The trends to start the year out in Charlotte, North Carolina's multifamily segment were mixed. But one thing's for sure — the influx of supply could cause some challenges.

More than 4,700 units alone were delivered in the first quarter, according to a market report from Marcus & Millichap. That's more than threefold the median since 2000.

While vacancy dropped by 80 basis points year-over-year in the first three months of 2025 and declined for three straight quarters — that isn't expected to continue. Marcus & Millichap projects the category will rise by 40 basis points to 6.9 percent by the year's end, citing the "unprecedented" level of product on the market.

"This wave of deliveries will continue in the near term, with over 10,700 additional units to be completed this year," the CRE firm said.

"Elevated deliveries could begin pressuring vacancy, particularly in the Huntersville and Cornelius areas, where total inventory is on track to expand more than 20 percent by year-end."

That said, rents are expected to reverse the trend after hitting a three-year low in the first quarter of $1,540 per month. Marcus & Millichap is calling for a 1.2 percent increase overall in 2025 due to "peak deliveries in the rear view."
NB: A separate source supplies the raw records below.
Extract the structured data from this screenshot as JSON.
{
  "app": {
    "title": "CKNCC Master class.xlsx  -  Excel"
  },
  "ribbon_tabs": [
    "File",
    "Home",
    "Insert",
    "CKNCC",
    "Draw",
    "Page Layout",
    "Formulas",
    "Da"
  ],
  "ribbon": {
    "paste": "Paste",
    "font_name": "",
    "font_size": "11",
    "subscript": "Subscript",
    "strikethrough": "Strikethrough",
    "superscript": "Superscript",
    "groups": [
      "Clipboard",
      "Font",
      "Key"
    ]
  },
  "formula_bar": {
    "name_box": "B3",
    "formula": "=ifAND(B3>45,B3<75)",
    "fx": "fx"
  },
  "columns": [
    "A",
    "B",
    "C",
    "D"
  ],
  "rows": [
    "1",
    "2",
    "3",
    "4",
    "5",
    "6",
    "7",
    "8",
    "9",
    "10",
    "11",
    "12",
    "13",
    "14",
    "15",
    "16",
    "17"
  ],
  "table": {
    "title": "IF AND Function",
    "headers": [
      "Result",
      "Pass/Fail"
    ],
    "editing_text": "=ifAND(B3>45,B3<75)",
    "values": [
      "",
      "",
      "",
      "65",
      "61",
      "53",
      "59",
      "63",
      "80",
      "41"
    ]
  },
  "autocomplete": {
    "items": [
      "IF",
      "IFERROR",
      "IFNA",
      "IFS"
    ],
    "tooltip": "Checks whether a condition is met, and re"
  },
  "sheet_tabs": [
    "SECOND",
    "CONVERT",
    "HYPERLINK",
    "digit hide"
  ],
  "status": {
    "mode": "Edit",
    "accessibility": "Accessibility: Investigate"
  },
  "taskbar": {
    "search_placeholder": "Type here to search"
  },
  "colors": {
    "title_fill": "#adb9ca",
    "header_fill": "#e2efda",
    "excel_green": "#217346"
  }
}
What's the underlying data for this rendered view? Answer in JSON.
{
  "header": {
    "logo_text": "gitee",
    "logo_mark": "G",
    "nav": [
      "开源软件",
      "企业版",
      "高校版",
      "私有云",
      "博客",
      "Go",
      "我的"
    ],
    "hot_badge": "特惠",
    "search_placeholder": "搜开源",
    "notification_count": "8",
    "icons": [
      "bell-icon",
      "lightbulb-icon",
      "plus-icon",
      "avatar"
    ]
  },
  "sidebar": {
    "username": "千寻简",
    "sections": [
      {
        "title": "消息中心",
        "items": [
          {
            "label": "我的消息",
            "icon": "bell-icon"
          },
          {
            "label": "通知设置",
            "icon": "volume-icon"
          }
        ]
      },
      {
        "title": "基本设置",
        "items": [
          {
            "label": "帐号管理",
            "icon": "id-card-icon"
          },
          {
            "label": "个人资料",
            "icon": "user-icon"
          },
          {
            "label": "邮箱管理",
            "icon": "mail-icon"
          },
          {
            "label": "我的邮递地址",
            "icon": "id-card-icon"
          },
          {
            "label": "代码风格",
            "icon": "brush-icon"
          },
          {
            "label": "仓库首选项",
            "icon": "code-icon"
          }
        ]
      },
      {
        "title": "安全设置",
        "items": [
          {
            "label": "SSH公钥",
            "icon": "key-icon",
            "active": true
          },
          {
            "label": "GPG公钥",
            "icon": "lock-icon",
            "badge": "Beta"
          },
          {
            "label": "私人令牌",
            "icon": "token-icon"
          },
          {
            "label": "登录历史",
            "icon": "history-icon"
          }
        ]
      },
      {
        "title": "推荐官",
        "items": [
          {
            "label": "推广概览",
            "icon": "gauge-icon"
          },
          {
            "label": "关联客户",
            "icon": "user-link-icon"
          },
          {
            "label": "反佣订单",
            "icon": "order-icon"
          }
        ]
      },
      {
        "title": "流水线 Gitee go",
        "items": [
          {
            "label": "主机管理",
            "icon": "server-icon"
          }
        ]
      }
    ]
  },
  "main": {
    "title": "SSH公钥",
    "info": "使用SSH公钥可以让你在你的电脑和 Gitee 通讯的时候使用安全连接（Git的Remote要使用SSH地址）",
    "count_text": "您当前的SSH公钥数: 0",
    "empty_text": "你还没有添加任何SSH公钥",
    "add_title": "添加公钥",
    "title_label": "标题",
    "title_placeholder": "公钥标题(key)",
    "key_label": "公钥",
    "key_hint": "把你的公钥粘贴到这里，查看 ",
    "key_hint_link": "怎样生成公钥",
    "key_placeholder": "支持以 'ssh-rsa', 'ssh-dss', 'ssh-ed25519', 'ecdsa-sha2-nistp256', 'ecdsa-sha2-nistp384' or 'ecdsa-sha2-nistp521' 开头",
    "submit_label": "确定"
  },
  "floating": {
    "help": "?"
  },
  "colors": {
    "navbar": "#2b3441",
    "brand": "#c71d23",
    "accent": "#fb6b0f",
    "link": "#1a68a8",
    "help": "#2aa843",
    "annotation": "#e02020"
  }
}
Still, the brokerage touts Charlotte's strong labor market, which is helping drive net absorption. Plus, transactions were "steady" in the first quarter, according to Marcus & Millichap. Overall, despite supply and vacancy challenges, things look stable for multifamily in the city.

"Charlotte also ranked second nationally for inbound U-Haul moves in 2024, highlighting the metro’s continued population growth," it said.

"Coupled with elevated barriers to homeownership and a slowing delivery pipeline, these factors should continue to support a resilient rental market. Mid-tier properties remain well positioned, posting the sharpest vacancy declines and smallest rent drops last year."

Currently, Marcus & Millichap noted that investors are exploring suburban areas in Charlotte because they have "stronger demographic momentum and tighter fundamentals." Particularly, the firm listed Gastonia as a target, which holds the lowest vacancy rate currently in all of Charlotte's submarkets.